10. Beneath A Scarlet Sky – Mark Sullivan
Beneath A Scarlet Sky is a very highly rated read on Kindle Unlimited, and one which is soon to become a film too. Based on a true story, it follows Pino Lella, a young Italian man who joins the underground railroad that is working to get Jewish people out of Axis Italy and safely over the Alps.
He meets and falls in love with Anna, but after an injury he’s recruited to be the driver for Hitler’s right hand man in Italy, General Hans Leyers. Pino spies for the Allies right from the very heart of German High Command, and suffers the hardships of the war knowing that his work is important, and one day he could be with Anna. Beneath A Scarlet Sky is a thriller of epic proportions and one of the best Kindle Unlimited books available.
11. Prognosis: A Memoir Of My Brain – Sarah Vallance
Sarah Vallance suffered a devastatingly traumatic brain injury when she was thrown from a horse, and told less than a week later, by a neurologist, that her IQ had plummeted and the injury offered no hope of recovery.
So begins the searingly honest and devastating memoir about a woman who believed all hope was lost, and isolated herself away from the outside world with only her dogs for company. She was consumed by fear and anger, no longer sure who she was, until given a small spark of hope that perhaps she could make some recovery after all. Invisible disabilities are all too often dismissed, and Vallance forces us to observe and understand the frustration that comes with being so misunderstood – as well as showing us the joy that comes with small wins too.
12. The Dressmaker’s Gift – Fiona Valpy
Valpy is another prolific Kindle Unlimited author, but her focus is on beautifully crafted historical novels.
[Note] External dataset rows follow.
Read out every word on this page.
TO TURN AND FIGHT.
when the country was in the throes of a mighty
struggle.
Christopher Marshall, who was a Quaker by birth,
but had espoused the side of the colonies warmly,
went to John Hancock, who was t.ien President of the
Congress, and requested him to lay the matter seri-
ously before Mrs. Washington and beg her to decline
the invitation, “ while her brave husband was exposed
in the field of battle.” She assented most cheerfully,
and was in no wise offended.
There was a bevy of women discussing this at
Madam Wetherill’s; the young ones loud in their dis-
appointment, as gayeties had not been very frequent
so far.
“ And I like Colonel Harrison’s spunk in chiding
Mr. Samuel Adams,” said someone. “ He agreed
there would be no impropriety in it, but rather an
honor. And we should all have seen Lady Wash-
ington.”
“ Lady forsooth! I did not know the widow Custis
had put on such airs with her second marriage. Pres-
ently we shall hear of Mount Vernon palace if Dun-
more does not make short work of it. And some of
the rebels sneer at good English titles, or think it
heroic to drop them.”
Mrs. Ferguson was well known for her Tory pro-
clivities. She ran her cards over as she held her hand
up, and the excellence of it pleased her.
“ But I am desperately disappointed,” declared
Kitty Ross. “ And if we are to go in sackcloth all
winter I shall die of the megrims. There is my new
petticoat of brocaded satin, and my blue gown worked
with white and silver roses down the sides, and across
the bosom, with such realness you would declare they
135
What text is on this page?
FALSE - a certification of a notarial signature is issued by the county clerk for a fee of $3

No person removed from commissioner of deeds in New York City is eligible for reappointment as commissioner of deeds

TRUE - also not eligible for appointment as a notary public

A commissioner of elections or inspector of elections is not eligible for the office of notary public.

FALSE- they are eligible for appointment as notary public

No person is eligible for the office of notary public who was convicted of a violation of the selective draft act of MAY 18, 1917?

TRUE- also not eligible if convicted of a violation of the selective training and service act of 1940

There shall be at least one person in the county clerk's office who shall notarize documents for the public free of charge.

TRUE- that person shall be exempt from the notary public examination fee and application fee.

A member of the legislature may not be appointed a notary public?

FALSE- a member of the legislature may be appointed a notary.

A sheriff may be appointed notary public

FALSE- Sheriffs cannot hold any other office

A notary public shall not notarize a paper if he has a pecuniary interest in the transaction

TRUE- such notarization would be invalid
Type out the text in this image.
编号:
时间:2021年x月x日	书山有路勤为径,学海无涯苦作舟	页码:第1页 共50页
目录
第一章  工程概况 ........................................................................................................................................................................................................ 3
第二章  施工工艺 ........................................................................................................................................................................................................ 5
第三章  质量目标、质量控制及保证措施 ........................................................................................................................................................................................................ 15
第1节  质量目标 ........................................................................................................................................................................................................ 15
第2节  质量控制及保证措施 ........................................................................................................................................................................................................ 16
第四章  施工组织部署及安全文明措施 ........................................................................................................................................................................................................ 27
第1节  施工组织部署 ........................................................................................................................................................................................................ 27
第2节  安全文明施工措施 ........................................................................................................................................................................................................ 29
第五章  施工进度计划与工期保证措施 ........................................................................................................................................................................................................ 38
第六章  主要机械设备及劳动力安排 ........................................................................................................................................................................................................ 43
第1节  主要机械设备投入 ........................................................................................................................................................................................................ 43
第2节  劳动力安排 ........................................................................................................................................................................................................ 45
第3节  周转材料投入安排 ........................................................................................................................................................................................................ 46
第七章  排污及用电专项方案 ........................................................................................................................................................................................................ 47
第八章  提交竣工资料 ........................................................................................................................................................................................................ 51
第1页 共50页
In 1940s, German-occupied Paris, Mireille, Claire and Vivienne are just trying to survive; but Mireille is involved in the resistance, Claire has been seduced by a German officer and Vivienne’s secrets can’t even be shared with her friends. They are loyal to one another, but will the pressure of the war tear them apart?
The Dressmaker’s Gift is the story of three young women stuck in an impossible situation, and of their families, who are trying to unravel the history that came from some difficult decisions the women had to make.